State Business: The Carter Centre Report Based on systematic research into the activities of CMM and its key partners, a review of more than 100 mining contracts, 1,000 company publications and data published under the Extractive Industries Transparency Initiative (EITI) during the period 2007 – 2014, more than 200 interviews and more than 800 written questions, the report, which also offered a right of reply to more than 25,000 requests for information on the activities of CMM and its main partners, a review of more than 100 mining contracts, over 200 interviews and more than 800 written questions, the report, which also offered a right of reply to more than 2,000.

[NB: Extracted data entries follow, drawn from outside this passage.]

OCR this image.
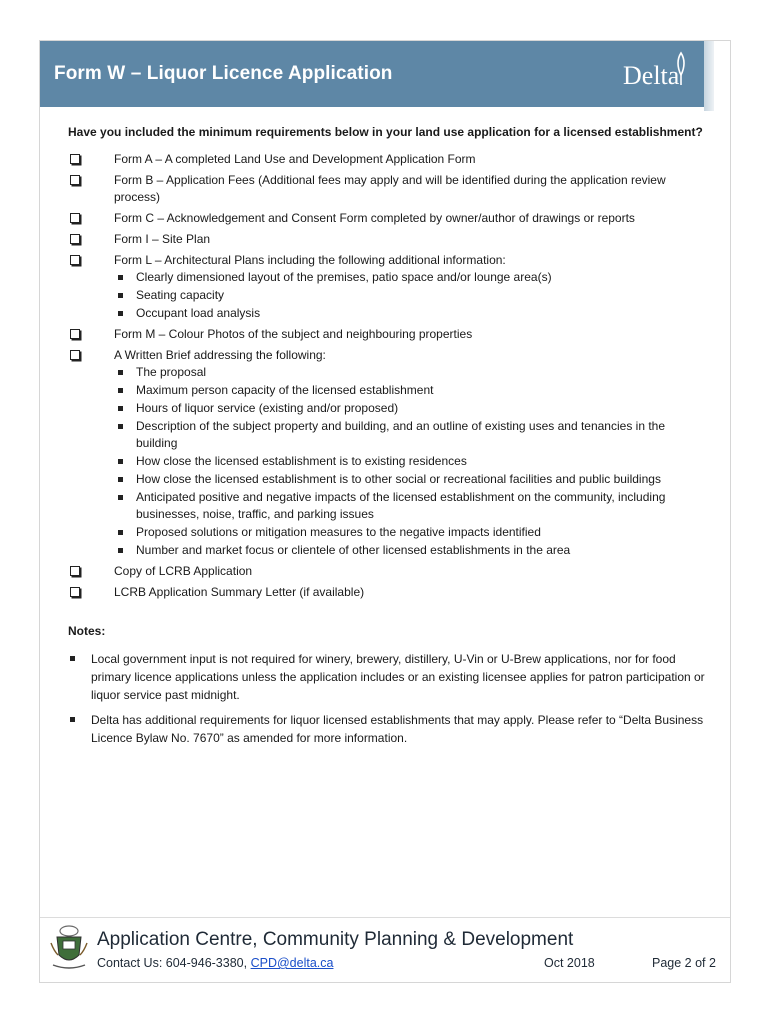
Form W – Liquor Licence Application	Delta
Have you included the minimum requirements below in your land use application for a licensed establishment?
Form A – A completed Land Use and Development Application Form
Form B – Application Fees (Additional fees may apply and will be identified during the application review process)
Form C – Acknowledgement and Consent Form completed by owner/author of drawings or reports
Form I – Site Plan
Form L – Architectural Plans including the following additional information:
Clearly dimensioned layout of the premises, patio space and/or lounge area(s)
Seating capacity
Occupant load analysis
Form M – Colour Photos of the subject and neighbouring properties
A Written Brief addressing the following:
The proposal
Maximum person capacity of the licensed establishment
Hours of liquor service (existing and/or proposed)
Description of the subject property and building, and an outline of existing uses and tenancies in the building
How close the licensed establishment is to existing residences
How close the licensed establishment is to other social or recreational facilities and public buildings
Anticipated positive and negative impacts of the licensed establishment on the community, including businesses, noise, traffic, and parking issues
Proposed solutions or mitigation measures to the negative impacts identified
Number and market focus or clientele of other licensed establishments in the area
Copy of LCRB Application
LCRB Application Summary Letter (if available)
Notes:
Local government input is not required for winery, brewery, distillery, U-Vin or U-Brew applications, nor for food primary licence applications unless the application includes or an existing licensee applies for patron participation or liquor service past midnight.
Delta has additional requirements for liquor licensed establishments that may apply. Please refer to “Delta Business Licence Bylaw No. 7670” as amended for more information.
Application Centre, Community Planning & Development
Contact Us: 604-946-3380, CPD@delta.ca	Oct 2018	Page 2 of 2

According to the Carter Center, some $750 million in revenue from DRC’s mines between 2011 and 2014 “cannot be reliably tracked” in the records of the state-owned Gecamines. The Carter Center’s report, suggested Gecamines used “its privileged position to generate US$1.1 billion from copper and cobalt deals between 2011 and 2014” yet had failed to reliably account for almost two-thirds of the revenue. Gecamines wields control of the DRC’s “best mining permits”, enabling it “to generate substantial revenues from its partnerships, averaging US$262 million per year in royalties, bonuses and other contractual fees from 2009 to 2014”, the report said.
“Those revenues are not directed to the public treasury, and they are largely beyond the realm of public oversight”, it said. “It is troubling that Gecamines has refused to publish contracts for several mining deals that may have generated more than half a billion dollars in 2016-2017.” According to this report, Gecamines functions as a parallel state. With this position, it was able to generate $1.1 billion between 2011 and 2014. In addition, the report states that Gécamines has generated considerable revenues through its partnerships, averaging US$262 million per year in royalties, bonuses and other contractual costs over the 2009-2014 period. The state enterprise is also accused of not having paid these revenues to the public treasury. The NGO Global Witness charged in July that the Congolese mining sector served as a funding machine for the Kabila regime, which has been in power since 2001. “A toxic combination of corruption and mismanagement in Congo’s revenues agencies and state mining companies is leaching a fifth of mining revenues away from the state budget that should be used on vital public services such as schools, hospitals and roads,” Global Witness asserted in its report. No immediate reaction could be obtained to the report from authorities.